George W Bush with Manmohan Singh
The US sees India as an important democratic ally
In diplomacy, it is often hard to achieve tangible results, especially on a three-day visit.

Therefore, President Bush's South Asia tour will be viewed as a success. India and the US reached a landmark deal on civilian nuclear cooperation.

More than that, the agreement marked a new bond of trust.

After mutual Cold War suspicions, the US now sees India as an important ally - a partner to spread shared values of prosperity, democracy and freedom.

Hard road

President Bush has still got to convince a sceptical US Congress that the nuclear deal is a good one.

Politicians on Capitol Hill question whether it will undermine international efforts to tackle the spread of nuclear weapons.

Remember, India has not signed the Nuclear Non-Proliferation Treaty, and its military programme will still be hidden away from international inspections.

The favouritism being shown to India is making other countries in the region wary

Some US politicians say that India is being rewarded for bad behaviour. Others fear the deal will send out entirely the wrong signal to Iran.

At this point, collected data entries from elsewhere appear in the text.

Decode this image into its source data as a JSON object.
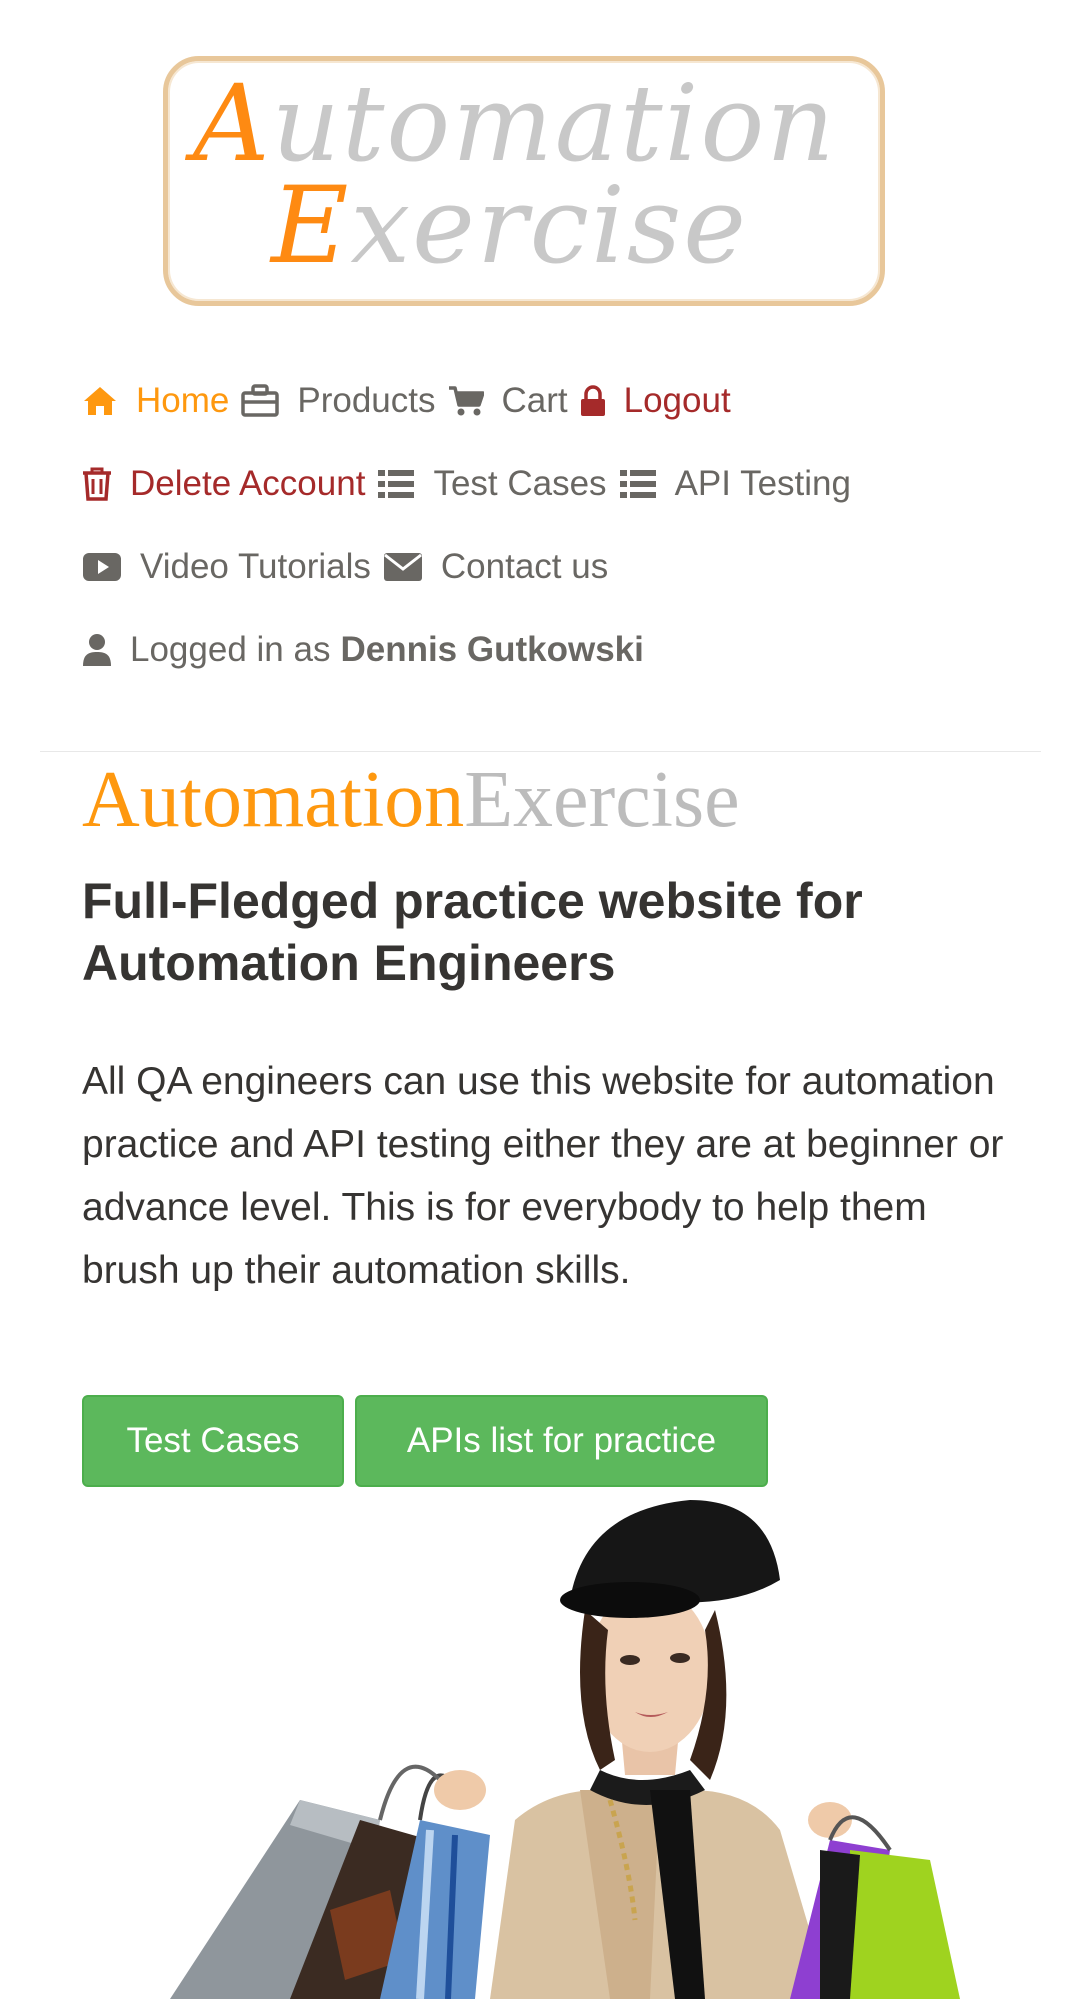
{
  "logo": {
    "line1_first": "A",
    "line1_rest": "utomation",
    "line2_first": "E",
    "line2_rest": "xercise",
    "colors": {
      "accent": "#fe8a12",
      "muted": "#c8c8c8",
      "frame": "#e8c79a"
    }
  },
  "nav": {
    "items": [
      {
        "label": "Home",
        "icon": "home-icon",
        "state": "active"
      },
      {
        "label": "Products",
        "icon": "briefcase-icon"
      },
      {
        "label": "Cart",
        "icon": "cart-icon"
      },
      {
        "label": "Logout",
        "icon": "lock-icon",
        "state": "danger"
      },
      {
        "label": "Delete Account",
        "icon": "trash-icon",
        "state": "danger"
      },
      {
        "label": "Test Cases",
        "icon": "list-icon"
      },
      {
        "label": "API Testing",
        "icon": "list-icon"
      },
      {
        "label": "Video Tutorials",
        "icon": "youtube-play-icon"
      },
      {
        "label": "Contact us",
        "icon": "envelope-icon"
      }
    ],
    "logged_in": {
      "icon": "user-icon",
      "label": "Logged in as",
      "name": "Dennis Gutkowski"
    }
  },
  "hero": {
    "brand_part1": "Automation",
    "brand_part2": "Exercise",
    "headline": "Full-Fledged practice website for Automation Engineers",
    "description": "All QA engineers can use this website for automation practice and API testing either they are at beginner or advance level. This is for everybody to help them brush up their automation skills.",
    "buttons": {
      "test_cases": "Test Cases",
      "apis_list": "APIs list for practice"
    }
  },
  "colors": {
    "brand_orange": "#fe980f",
    "nav_text": "#696763",
    "danger": "#a52a2a",
    "button_green": "#5cb85c",
    "heading": "#363432"
  }
}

And President Bush's arguments so far have not been convincing.

He believes that helping India with its civilian nuclear programme will ease pressure on diminishing oil supplies. Well, not for a long time yet.

He also has to convince the international community that the US was right to bend the rules just for India.


The favouritism being shown to India is making other countries in the region wary.

Anti-Bush rally in Delhi
Bush's South Asia tour sparked protests in three countries

Pakistan's President Musharraf has already asked for the same kind of help and been rebuffed. The US essentially says Pakistan cannot yet be trusted.

China - the major power in the region - will watch with some suspicion as to how the Indo-US relationship develops. Is India now a rival? How will Beijing now challenge America's influence?

Even though President Bush can look back on this visit with some satisfaction, he will also have been fully aware of the controversy he still creates.

In India, tens of thousands demonstrated ahead of his arrival. In Pakistan the police were swift to clamp down on protesters. His first visit to Afghanistan had to be carried out in secrecy.

President Bush may be a friend to those countries' leaders - but he is still hated by many of their people. American foreign policy is still defined by its war on terror. One swallow does not make a summer.